Die Studie „Wert der Effizienz im Gebäudesektor in Zeiten der Sektorenkopplung“ vom Institut für Energie- und Umweltforschung Heidelberg (ifeu), dem Fraunhofer IEE und der Consentec GmbH aus 2018 unterstreicht die zentrale Bedeutung, Gebäude möglichst effizient zu betreiben, um den Umstieg auf erneuerbare Energien zu erleichtern und auch deutlich günstiger zu realisieren.6)
Im Auftrag des Bundesministeriums für Wirtschaft und Klimaschutz (BMWK) hat die Deutsche Energie-Agentur GmbH (dena) die „Einsparpotentiale aus der Optimierung von Heizungsanlagen in Wohngebäuden“ nach unterschiedlichen Ansätzen zusammengefasst und bewertet.7) Im Ergebnis wurde unter anderem deutlich, dass eine weitaus höhere Energieeffizienz durch den Einsatz eines umfassenden Energiemanagements in Gebäuden erreicht werden kann. Beziffert wird das Potential beispielsweise bis zu 37 % Energieeinsparungen im Gebäudesektor durch Smart Home und intelligente Gebäudevernetzung.

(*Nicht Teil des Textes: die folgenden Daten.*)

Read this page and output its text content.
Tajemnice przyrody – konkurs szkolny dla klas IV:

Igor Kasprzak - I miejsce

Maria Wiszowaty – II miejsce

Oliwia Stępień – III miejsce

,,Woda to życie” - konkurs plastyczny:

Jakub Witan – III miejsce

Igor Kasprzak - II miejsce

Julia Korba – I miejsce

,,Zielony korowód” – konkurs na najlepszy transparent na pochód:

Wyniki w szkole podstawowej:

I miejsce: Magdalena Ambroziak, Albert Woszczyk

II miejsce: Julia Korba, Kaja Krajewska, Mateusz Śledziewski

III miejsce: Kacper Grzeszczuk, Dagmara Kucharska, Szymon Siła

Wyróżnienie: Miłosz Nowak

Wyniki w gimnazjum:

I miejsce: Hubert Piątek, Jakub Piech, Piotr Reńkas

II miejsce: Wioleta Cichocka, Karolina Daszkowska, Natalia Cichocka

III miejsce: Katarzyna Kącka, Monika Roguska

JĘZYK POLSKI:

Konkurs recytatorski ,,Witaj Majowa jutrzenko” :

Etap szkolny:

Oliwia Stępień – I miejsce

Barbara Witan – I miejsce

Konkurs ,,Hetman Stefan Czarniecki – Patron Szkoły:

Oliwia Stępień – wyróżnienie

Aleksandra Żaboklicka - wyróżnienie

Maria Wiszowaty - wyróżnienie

Zusätzlich zu den unmittelbaren Energieeinsparungen bildet diese Vorgehensweise auch eine ideale Brücke zum Umstieg auf erneuerbare Energien, da die benötigte Heizleistung im Gebäude durch die Optimierung bereits deutlich reduziert ist.
Aktives Energiemanagement
Häufig wird unter Energiemanagement nur das Erfassen von Energieverbrauchsdaten verstanden. Bei industriellen Anlagen ist Energiemanagement ein laufender und aktiver Prozess, der die aggregierten Daten analysiert und die Energieeffizienz immer weiter optimiert.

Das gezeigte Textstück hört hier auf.